Não há processo criminal pela morte de Liana Kirk na Nova Zelândia. Mas Dale Kirk, que já foi policial da Nova Zelândia, diz estar satisfeito com o fato de as autoridades canadenses estarem levando os casos canadenses tão a sério.
“No final das contas, acredito no sistema de justiça e se ele passar pelo sistema de justiça e enfrentar um júri de seus pares e for julgado, fico feliz em aceitar isso, mas certamente acredito que há responsabilidade criminal de sua parte”, disse ele.
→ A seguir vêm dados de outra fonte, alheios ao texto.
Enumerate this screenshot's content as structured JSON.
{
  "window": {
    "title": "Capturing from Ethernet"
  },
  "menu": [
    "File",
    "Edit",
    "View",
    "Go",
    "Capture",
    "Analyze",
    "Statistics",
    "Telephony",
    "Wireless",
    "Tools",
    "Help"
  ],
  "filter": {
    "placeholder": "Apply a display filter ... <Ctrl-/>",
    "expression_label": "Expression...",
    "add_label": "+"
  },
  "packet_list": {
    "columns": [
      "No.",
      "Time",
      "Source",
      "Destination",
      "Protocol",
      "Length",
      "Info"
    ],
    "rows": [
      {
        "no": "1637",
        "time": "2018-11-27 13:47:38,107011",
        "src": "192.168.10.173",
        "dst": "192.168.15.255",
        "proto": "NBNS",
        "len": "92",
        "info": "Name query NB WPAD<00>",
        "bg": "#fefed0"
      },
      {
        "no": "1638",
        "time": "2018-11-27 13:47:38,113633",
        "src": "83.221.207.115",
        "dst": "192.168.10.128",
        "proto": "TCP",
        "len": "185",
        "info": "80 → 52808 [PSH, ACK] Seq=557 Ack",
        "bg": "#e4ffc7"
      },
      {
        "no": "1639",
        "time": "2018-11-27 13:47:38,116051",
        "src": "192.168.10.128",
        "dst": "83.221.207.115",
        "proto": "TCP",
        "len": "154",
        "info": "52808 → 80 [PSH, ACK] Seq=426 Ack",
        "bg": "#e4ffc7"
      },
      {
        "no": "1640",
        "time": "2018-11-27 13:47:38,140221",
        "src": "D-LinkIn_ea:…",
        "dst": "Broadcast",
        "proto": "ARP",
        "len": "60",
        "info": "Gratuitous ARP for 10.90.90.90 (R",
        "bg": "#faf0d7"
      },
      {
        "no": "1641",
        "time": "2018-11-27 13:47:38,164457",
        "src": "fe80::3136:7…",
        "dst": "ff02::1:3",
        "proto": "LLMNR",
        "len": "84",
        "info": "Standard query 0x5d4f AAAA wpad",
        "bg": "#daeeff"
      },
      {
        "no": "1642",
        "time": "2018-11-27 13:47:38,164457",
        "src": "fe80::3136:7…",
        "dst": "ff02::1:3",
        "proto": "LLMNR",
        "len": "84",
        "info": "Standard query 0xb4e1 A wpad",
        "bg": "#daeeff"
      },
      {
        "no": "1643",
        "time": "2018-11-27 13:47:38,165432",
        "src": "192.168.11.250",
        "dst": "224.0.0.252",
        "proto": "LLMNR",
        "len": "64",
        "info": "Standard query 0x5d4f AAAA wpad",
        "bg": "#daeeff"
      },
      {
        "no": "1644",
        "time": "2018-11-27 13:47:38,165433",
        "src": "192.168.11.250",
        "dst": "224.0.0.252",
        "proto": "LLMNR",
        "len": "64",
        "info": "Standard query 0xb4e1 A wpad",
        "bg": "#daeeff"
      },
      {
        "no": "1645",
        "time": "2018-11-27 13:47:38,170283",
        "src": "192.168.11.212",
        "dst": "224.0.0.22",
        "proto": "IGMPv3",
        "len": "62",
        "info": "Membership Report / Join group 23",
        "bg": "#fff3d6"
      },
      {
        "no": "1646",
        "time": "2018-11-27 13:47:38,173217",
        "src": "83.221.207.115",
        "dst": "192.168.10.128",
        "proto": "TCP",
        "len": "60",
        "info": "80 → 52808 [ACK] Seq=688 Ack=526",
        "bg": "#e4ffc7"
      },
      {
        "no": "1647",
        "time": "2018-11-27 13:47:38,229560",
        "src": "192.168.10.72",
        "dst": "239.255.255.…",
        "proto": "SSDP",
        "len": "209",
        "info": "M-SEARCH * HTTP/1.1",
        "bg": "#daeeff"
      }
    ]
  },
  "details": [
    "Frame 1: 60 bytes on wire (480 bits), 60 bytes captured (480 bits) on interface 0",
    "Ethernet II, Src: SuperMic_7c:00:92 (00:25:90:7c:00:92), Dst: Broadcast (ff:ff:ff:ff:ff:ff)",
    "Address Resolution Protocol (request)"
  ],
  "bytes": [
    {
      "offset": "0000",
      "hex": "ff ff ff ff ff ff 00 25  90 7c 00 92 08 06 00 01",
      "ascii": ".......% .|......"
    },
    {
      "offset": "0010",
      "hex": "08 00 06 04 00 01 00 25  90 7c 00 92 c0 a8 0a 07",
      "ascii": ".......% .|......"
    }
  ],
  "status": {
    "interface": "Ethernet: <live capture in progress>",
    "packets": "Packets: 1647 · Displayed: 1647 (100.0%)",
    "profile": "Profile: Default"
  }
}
O caso da Suprema Corte não é um recurso do processo criminal de Law, que está em andamento, ou relacionado a uma ação civil movida contra ele e um hospital na área de Toronto pelos pais de um adolescente morto.
É um recurso da Coroa de uma decisão num caso em que o Tribunal de Recurso de Ontário concluiu que, para que uma acção potencialmente mortal seja homicídio, deve superar o livre arbítrio da vítima. Esse caso está sujeito a uma proibição de publicação.
O recurso é uma oportunidade para esclarecer as leis sobre suicídio assistido e homicídio, escreveram os advogados da Coroa em uma petição.
“A Coroa alega que cada vítima consumiu uma substância ou utilizou equipamento que o Sr. Law vendeu online com o conhecimento de que seus produtos estavam sendo usados por indivíduos para cometer suicídio. Este caso exemplifica que os problemas… são muito mais difundidos e são potencialmente determinante de um dos maiores casos de assassinato já acusados na província de Ontário”, escreveram as advogadas Deborah Krick e Katie Doherty.
Como o caso de Law foi abordado diretamente em seus argumentos, Law deveria receber o status de interveniente, escreveram seus advogados.
Muita coisa depende da decisão do Supremo Tribunal de conceder autorização para recurso ou de um julgamento final, disse Ingrid Grant, uma advogada de defesa criminal baseada em Toronto que está familiarizada com este caso.
Ela disse que, no estado atual do caso do Tribunal de Apelação, há apenas uma pequena possibilidade de condenar alguém que ajudou no suicídio por assassinato – e o caso de Law pode não passar no teste.
“Eles não fecharam totalmente a porta para uma situação em que possivelmente ajudar um suicídio também poderia ser um assassinato se você tivesse algo mais, como encorajar uma pessoa a cometer suicídio e assumir um papel mais ativo nisso”, disse Grant em um comunicado. entrevista.
As 14 acusações de homicídio estão em jogo, mas Law também enfrenta 14 acusações de auxílio e cumplicidade com o suicídio. A pena para homicídio é prisão perpétua, enquanto a cumplicidade com o suicídio é normalmente inferior a dois anos de prisão.
O processo criminal de Law está previsto para ser ouvido em setembro de 2025.
Nota do editor: Se você ou alguém que você conhece está enfrentando problemas de saúde mental, há várias maneiras de obter ajuda, inclusive ligando ou enviando uma mensagem de texto para a Linha de Apoio à Crise de Suicídio no número 9-8-8. Uma lista de centros de crise locais também está disponível aqui.